Haplotype-resolved, gap-free genome assemblies provide insights into the divergence between Asian and European pears
Manyi Sun, Beibei Cao, Kui Li, Jiaming Li, Jùn Líu, Cheng Xue, Kai‐Di Gu, Shaozhuo Xu, Yuanjun Li, Qingyu Li, Mengyuan Qu, Mingyue Zhang, Runze Wang, Yueyuan Liu, Chenjie Yao, Hang He, Jun Wu
Abstract
Pears (Pyrus spp.) are self-incompatible crops with broad genetic diversity. High heterozygosity and technical limitations result in gaps within reference genomes. Our study presents the telomere-to-telomere, haplotype-resolved genomes of a representative Asian pear ‘Dangshansuli’ (Pyrus bretschneideri) and a European pear ‘Max Red Bartlett’ (Pyrus communis).

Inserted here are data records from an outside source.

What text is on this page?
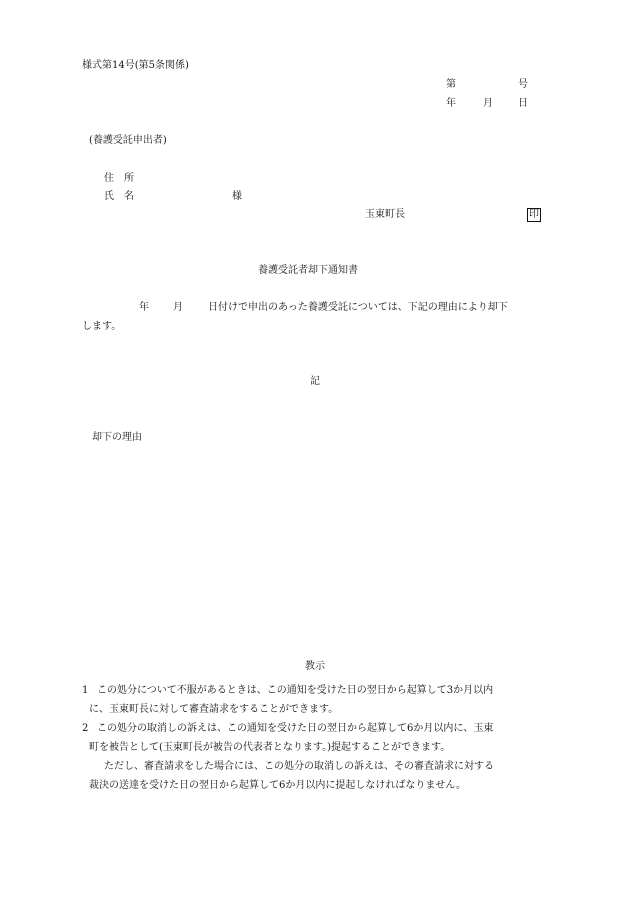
様式第14号(第5条関係)
第	号
年	月	日
(養護受託申出者)
住　所
氏　名	様
玉東町長	印
養護受託者却下通知書
年 月	日付けで申出のあった養護受託については、下記の理由により却下
します。
記
却下の理由
教示
1 この処分について不服があるときは、この通知を受けた日の翌日から起算して3か月以内
に、玉東町長に対して審査請求をすることができます。
2 この処分の取消しの訴えは、この通知を受けた日の翌日から起算して6か月以内に、玉東
町を被告として(玉東町長が被告の代表者となります。)提起することができます。
ただし、審査請求をした場合には、この処分の取消しの訴えは、その審査請求に対する
裁決の送達を受けた日の翌日から起算して6か月以内に提起しなければなりません。
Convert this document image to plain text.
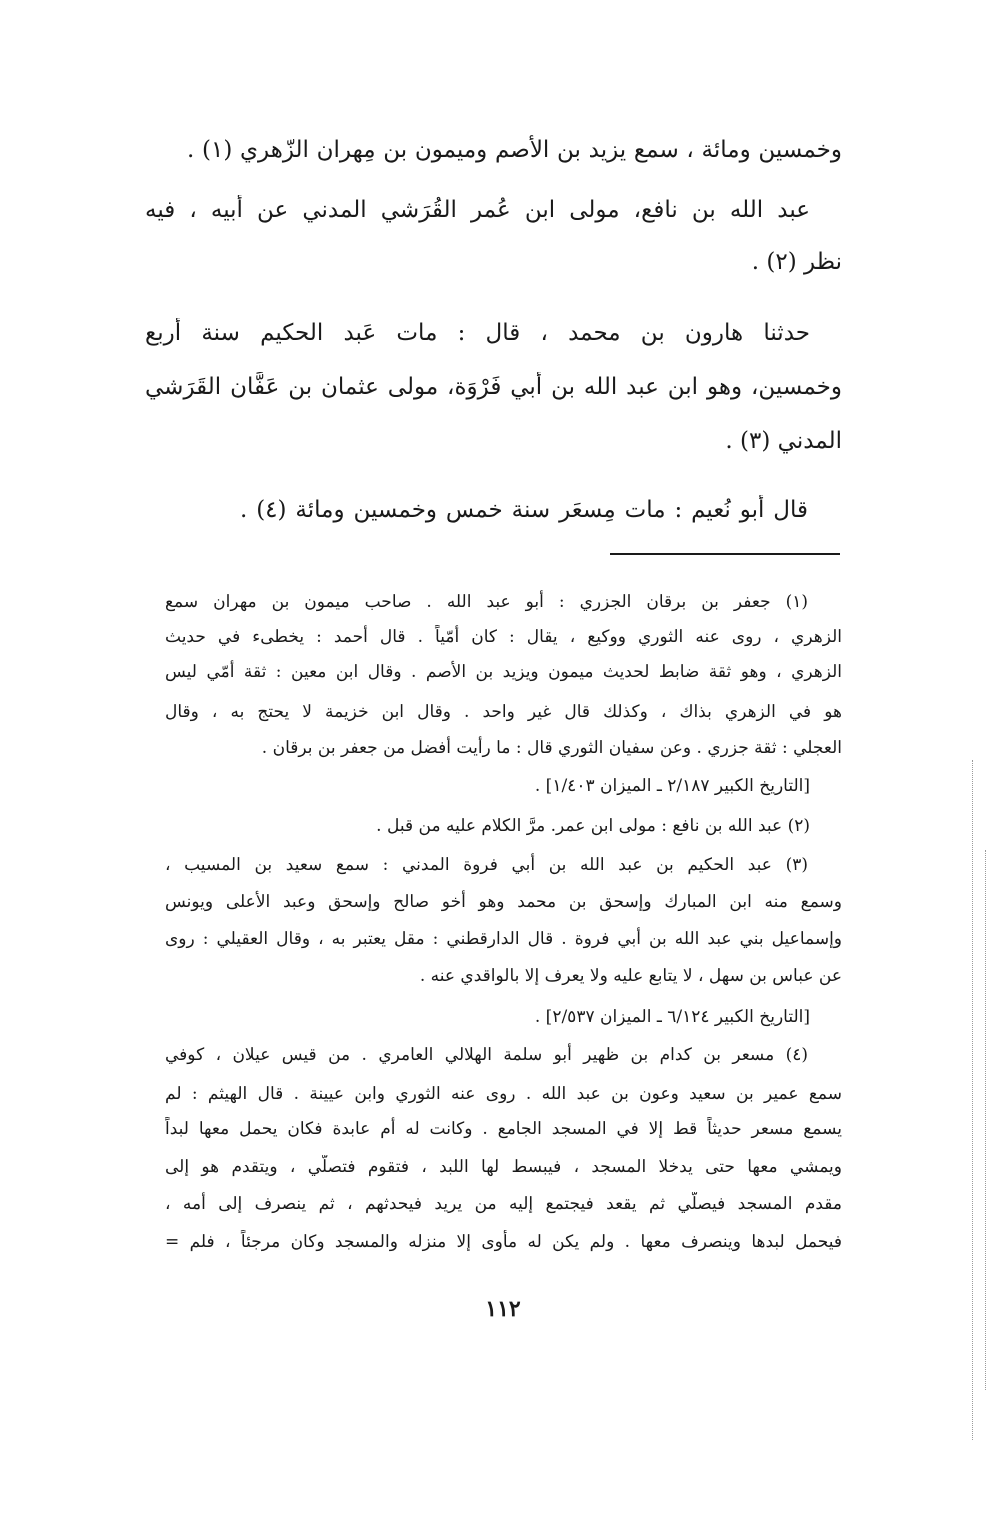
وخمسين ومائة ، سمع يزيد بن الأصم وميمون بن مِهران الزّهري (١) .
عبد الله بن نافع، مولى ابن عُمر القُرَشي المدني عن أبيه ، فيه
نظر (٢) .
حدثنا هارون بن محمد ، قال : مات عَبد الحكيم سنة أربع
وخمسين، وهو ابن عبد الله بن أبي فَرْوَة، مولى عثمان بن عَفَّان القَرَشي
المدني (٣) .
قال أبو نُعيم : مات مِسعَر سنة خمس وخمسين ومائة (٤) .
(١) جعفر بن برقان الجزري : أبو عبد الله . صاحب ميمون بن مهران سمع
الزهري ، روى عنه الثوري ووكيع ، يقال : كان أُمّياً . قال أحمد : يخطىء في حديث
الزهري ، وهو ثقة ضابط لحديث ميمون ويزيد بن الأصم . وقال ابن معين : ثقة أُمّي ليس
هو في الزهري بذاك ، وكذلك قال غير واحد . وقال ابن خزيمة لا يحتج به ، وقال
العجلي : ثقة جزري . وعن سفيان الثوري قال : ما رأيت أفضل من جعفر بن برقان .
[التاريخ الكبير ٢/١٨٧ ـ الميزان ١/٤٠٣] .
(٢) عبد الله بن نافع : مولى ابن عمر. مرَّ الكلام عليه من قبل .
(٣) عبد الحكيم بن عبد الله بن أبي فروة المدني : سمع سعيد بن المسيب ،
وسمع منه ابن المبارك وإسحق بن محمد وهو أخو صالح وإسحق وعبد الأعلى ويونس
وإسماعيل بني عبد الله بن أبي فروة . قال الدارقطني : مقل يعتبر به ، وقال العقيلي : روى
عن عباس بن سهل ، لا يتابع عليه ولا يعرف إلا بالواقدي عنه .
[التاريخ الكبير ٦/١٢٤ ـ الميزان ٢/٥٣٧] .
(٤) مسعر بن كدام بن ظهير أبو سلمة الهلالي العامري . من قيس عيلان ، كوفي
سمع عمير بن سعيد وعون بن عبد الله . روى عنه الثوري وابن عيينة . قال الهيثم : لم
يسمع مسعر حديثاً قط إلا في المسجد الجامع . وكانت له أم عابدة فكان يحمل معها لبداً
ويمشي معها حتى يدخلا المسجد ، فيبسط لها اللبد ، فتقوم فتصلّي ، ويتقدم هو إلى
مقدم المسجد فيصلّي ثم يقعد فيجتمع إليه من يريد فيحدثهم ، ثم ينصرف إلى أمه ،
فيحمل لبدها وينصرف معها . ولم يكن له مأوى إلا منزله والمسجد وكان مرجئاً ، فلم =
١١٢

Haplotype-specific genes exhibited notable differences from biallelic genes regarding transposable content, methylation patterns and expression levels. Allele-specific expression analysis suggested that the dominance effect is vital in the formation of fruit quality of pears. Population analysis of 362 accessions revealed that interspecific introgression increased pear diversity. We constructed a graph-based genome and identified structural variations associated with agronomic traits. A 286-bp insertion in the promoter region, along with differential expression of PyACS1, was identified between Asian and European pears, which exhibit distinct fruit-softening characteristics. Further experiments demonstrated the role of PyACS1 in fruit softening. Overall, this study provided insights into genetic variation and will facilitate pear improvement. Haplotype-resolved, gap-free genome assemblies for a representative Asian pear (Pyrus bretschneideri, ‘Dangshansuli’) and a European pear (Pyrus communis, ‘Max Red Bartlett’) provide insights into genome evolution and interspecies variation in Pyrus species.